The EPR effect can be considered a hallmark mechanism that differentiates a tumor from healthy tissue and exploits the anatomical and pathophysiological defects in the tumor vasculature to achieve selective anticancer nanomedicine delivery. The desire to improve therapeutic efficacy and safety of clinically relevant and newly developed antineoplastics has led to the advancement of several strategies to precisely deliver these drugs to tumors. Passive targeting strategies based on the EPR effect have shown great therapeutic potential in various preclinical animal models. However, the therapeutic outcome of passively targeted nanomedicines in clinical practice is not encouraging, mainly due to the inherent heterogeneity of the EPR effect. In addition, it has been recognized that for most actively targeted techniques, an effective EPR strategy is still a sine qua non to efficient targeting. Despite the best effort of researchers, the delivery and accumulation of nanoparticles at tumor sites remain very low. Although the notion of the poor delivery of nanoparticles with previous strategies has been disputed, and some published studies have shown tremendous improvement in terms of percent delivery, it remains to be seen if these strategies will translate to clinical success. Thus, understanding and manipulating the factors contributing to the EPR effect can further improve the selective targeting of anticancer nanomedicines to tumors.

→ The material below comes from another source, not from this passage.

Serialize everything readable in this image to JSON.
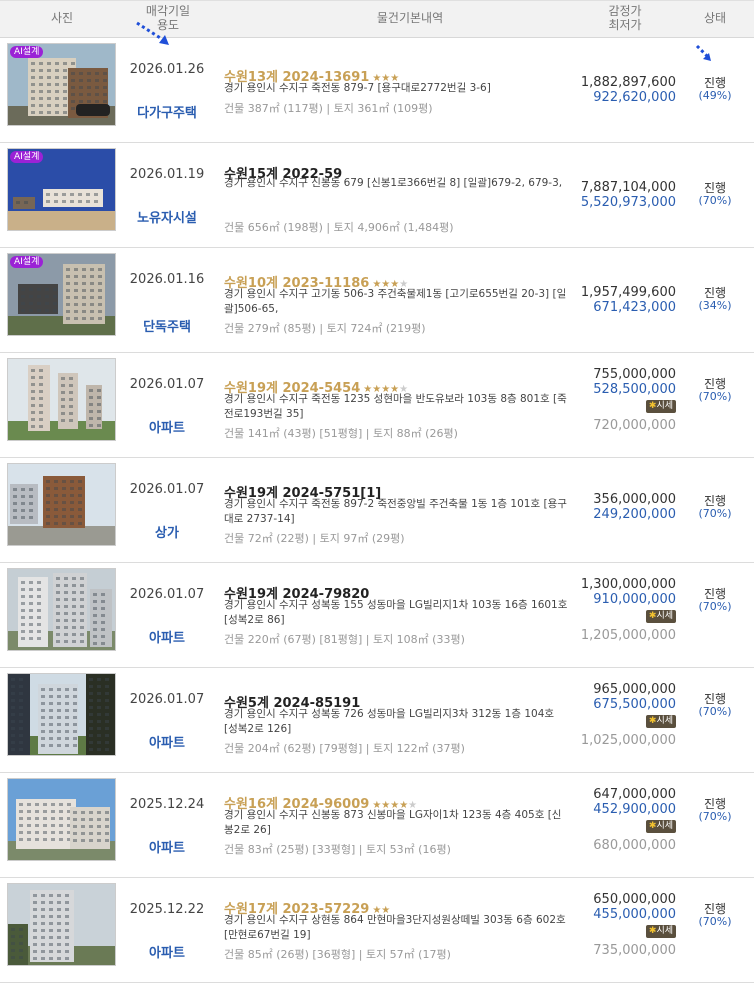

Our review differs from a recent review of strategies to improve the EPR effect by Ikeda-Imafuku et al. [128]. In their review, they extensively explored the literature on physical and pharmacological techniques to improve EPR. While there are areas of overlap in general background information, our review focuses on molecular dynamics and challenges in the odyssey of nanomedicines and macromolecular carriers. Our goal was to explore existing and novel nanoformulation strategies that have been demonstrated to improve the EPR effect.

In this review, the critical issues that are essential to improving the EPR effect for increased nanoparticle and macromolecule accumulation at tumor sites are discussed. Since all anticancer nanomedicine delivery systems benefit from the EPR effect, passive and active targeting strategies should be combined in the design and development of nanomedicines to facilitate EPR-based tumor accumulation for better therapeutic efficacy and reduced adverse effects.